Segundo, se necesita liderazgo para hacer frente a los riesgos mundiales sistémicos. Son

varias las organizaciones que pueden reclamar para sí ese papel —el FMI, el G-7 y el G-

20, el FEF, la OCDE— pero ninguna logró actuar con eficacia. El FMI tiene el mandato,

cuenta entre sus miembros a prácticamente todos los países del mundo y posee una

experiencia macroeconómica y financiera ideal para tomar la vanguardia frente a los

riesgos mundiales, pero como consecuencia de las trabas burocráticas y de la rigidez de su

estructura de gobierno el centro del debate se ha desplazado hacia grupos más pequeños y

más flexibles, como el G-20 y el FEF. Sin embargo, estos grupos más pequeños tienen sus

propios problemas de legitimidad y de capacidad de seguimiento. Una solución mundial

satisfactoria conjugaría experiencia, legitimidad y eficacia, y serviría de foro para las

autoridades máximas. El FMI puede ofrecer esa solución, pero para eso habría que

reequilibrar mejor la voz y la representación entre los países miembros, de modo que los

procesos decisorios reflejen con más fidelidad la realidad económica mundial de hoy.

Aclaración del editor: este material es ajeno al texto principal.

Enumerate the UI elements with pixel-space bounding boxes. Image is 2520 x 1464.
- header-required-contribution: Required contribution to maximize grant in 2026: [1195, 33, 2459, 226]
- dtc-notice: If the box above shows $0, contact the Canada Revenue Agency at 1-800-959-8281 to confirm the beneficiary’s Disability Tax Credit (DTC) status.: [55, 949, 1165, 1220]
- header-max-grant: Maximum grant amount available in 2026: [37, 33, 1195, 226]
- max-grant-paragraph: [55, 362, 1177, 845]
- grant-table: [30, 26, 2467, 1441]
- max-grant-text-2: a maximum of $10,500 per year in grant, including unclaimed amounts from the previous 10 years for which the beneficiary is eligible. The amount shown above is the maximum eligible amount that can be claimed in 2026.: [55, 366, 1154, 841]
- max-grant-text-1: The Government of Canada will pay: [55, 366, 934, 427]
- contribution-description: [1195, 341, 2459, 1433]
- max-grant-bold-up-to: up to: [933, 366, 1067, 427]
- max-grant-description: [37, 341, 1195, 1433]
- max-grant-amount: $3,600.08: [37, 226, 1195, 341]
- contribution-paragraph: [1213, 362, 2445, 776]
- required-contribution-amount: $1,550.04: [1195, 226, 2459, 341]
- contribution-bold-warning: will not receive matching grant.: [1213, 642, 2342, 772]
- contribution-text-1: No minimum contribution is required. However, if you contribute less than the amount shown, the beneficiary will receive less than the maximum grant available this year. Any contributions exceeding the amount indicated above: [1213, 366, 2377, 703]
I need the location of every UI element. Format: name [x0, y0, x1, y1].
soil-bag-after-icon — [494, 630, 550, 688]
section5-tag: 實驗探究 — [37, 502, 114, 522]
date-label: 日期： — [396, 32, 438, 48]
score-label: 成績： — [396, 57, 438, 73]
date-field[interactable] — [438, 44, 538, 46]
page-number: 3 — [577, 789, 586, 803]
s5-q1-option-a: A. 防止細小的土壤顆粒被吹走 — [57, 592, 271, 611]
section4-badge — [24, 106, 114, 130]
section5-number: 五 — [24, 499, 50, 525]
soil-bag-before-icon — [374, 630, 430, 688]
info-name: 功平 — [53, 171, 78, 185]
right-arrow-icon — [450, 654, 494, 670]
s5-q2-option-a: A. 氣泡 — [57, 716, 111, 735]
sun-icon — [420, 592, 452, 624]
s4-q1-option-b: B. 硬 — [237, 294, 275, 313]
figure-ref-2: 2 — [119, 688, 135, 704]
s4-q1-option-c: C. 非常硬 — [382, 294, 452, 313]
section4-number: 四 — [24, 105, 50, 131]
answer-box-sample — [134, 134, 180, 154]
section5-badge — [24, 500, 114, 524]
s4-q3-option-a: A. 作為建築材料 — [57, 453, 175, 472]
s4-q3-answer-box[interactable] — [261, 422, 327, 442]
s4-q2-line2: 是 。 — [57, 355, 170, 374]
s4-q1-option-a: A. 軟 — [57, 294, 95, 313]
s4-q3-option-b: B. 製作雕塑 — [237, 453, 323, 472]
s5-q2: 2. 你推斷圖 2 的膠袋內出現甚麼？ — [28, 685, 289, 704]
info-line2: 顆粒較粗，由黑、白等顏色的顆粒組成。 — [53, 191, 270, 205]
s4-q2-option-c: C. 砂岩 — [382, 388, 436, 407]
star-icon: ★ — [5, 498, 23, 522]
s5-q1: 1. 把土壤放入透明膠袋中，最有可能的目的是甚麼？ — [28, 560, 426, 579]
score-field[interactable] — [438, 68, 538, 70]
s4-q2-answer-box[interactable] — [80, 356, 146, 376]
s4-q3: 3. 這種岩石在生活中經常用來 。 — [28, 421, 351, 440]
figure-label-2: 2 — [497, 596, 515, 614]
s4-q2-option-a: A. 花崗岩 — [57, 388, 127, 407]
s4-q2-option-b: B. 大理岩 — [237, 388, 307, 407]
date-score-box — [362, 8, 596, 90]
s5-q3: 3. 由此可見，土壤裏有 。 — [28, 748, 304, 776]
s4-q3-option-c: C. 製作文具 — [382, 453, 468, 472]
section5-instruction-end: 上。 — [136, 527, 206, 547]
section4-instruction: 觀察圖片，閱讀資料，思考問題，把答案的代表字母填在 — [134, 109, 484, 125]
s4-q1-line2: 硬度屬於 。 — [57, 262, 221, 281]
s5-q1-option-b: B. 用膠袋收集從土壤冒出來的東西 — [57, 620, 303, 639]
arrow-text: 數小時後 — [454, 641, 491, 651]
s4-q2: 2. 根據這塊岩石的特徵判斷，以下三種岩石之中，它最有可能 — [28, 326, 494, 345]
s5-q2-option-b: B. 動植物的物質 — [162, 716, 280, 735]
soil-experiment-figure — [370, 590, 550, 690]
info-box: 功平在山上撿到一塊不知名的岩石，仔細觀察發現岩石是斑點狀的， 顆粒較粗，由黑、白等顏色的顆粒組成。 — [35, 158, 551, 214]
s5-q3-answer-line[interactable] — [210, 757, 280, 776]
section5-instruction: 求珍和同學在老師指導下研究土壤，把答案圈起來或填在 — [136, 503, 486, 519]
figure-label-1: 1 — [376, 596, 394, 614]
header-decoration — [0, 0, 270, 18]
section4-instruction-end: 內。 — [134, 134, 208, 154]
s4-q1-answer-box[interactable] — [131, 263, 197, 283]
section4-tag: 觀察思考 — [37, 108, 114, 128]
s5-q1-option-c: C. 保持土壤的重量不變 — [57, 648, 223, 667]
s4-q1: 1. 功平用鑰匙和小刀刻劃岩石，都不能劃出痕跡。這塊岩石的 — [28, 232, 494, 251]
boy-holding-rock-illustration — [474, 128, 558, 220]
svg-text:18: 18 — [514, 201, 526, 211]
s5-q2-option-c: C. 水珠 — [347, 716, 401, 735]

Tercero, se necesitan reglas para la resolución de instituciones financieras

transfronterizas a fin de promover la colaboración, en lugar de soluciones que alivien la

carga del contribuyente local a costa de perjudicar a otros países.

 

Por último, se necesita un marco de liquidez mundial verosímil. El acceso a mecanismos

de financiamiento o seguros a gran escala sigue siendo problemático para la mayor parte

de los países de mercados emergentes. El FMI está reevaluando su marco crediticio para

cerciorarse de que sea adecuado para las necesidades de los países miembros. Si no puede

proporcionar los seguros necesarios, en el futuro los países podrían intentar recurrir al

autoaseguro mediante la acumulación de superávits y reservas, con el consecuente riesgo

de distorsionar durante años el comercio internacional.

 

De cara al futuro

 

Poner en práctica estas recomendaciones será tarea ardua, desde el punto de vista tanto

político como técnico. Sin embargo, la magnitud de la crisis pone claramente en evidencia la

importancia de aprender de los errores cometidos. Tampoco cabe subestimar el ímpetu actual

hacia acciones decisivas y soluciones duraderas. La cumbre que celebrarán los dirigentes del

G-20 el 2 de abril próximo será la primera oportunidad para lograr verdaderos avances.

 

“El programa de reforma es enorme y la gente lo abordará desde perspectivas a veces muy

diferentes, pero hay un verdadero deseo de encontrar soluciones mancomunadas. Confiamos

en que los análisis realizados por el FMI contribuirán a consensuar la manera de resolver estos

problemas comunes”, señaló Moghadam.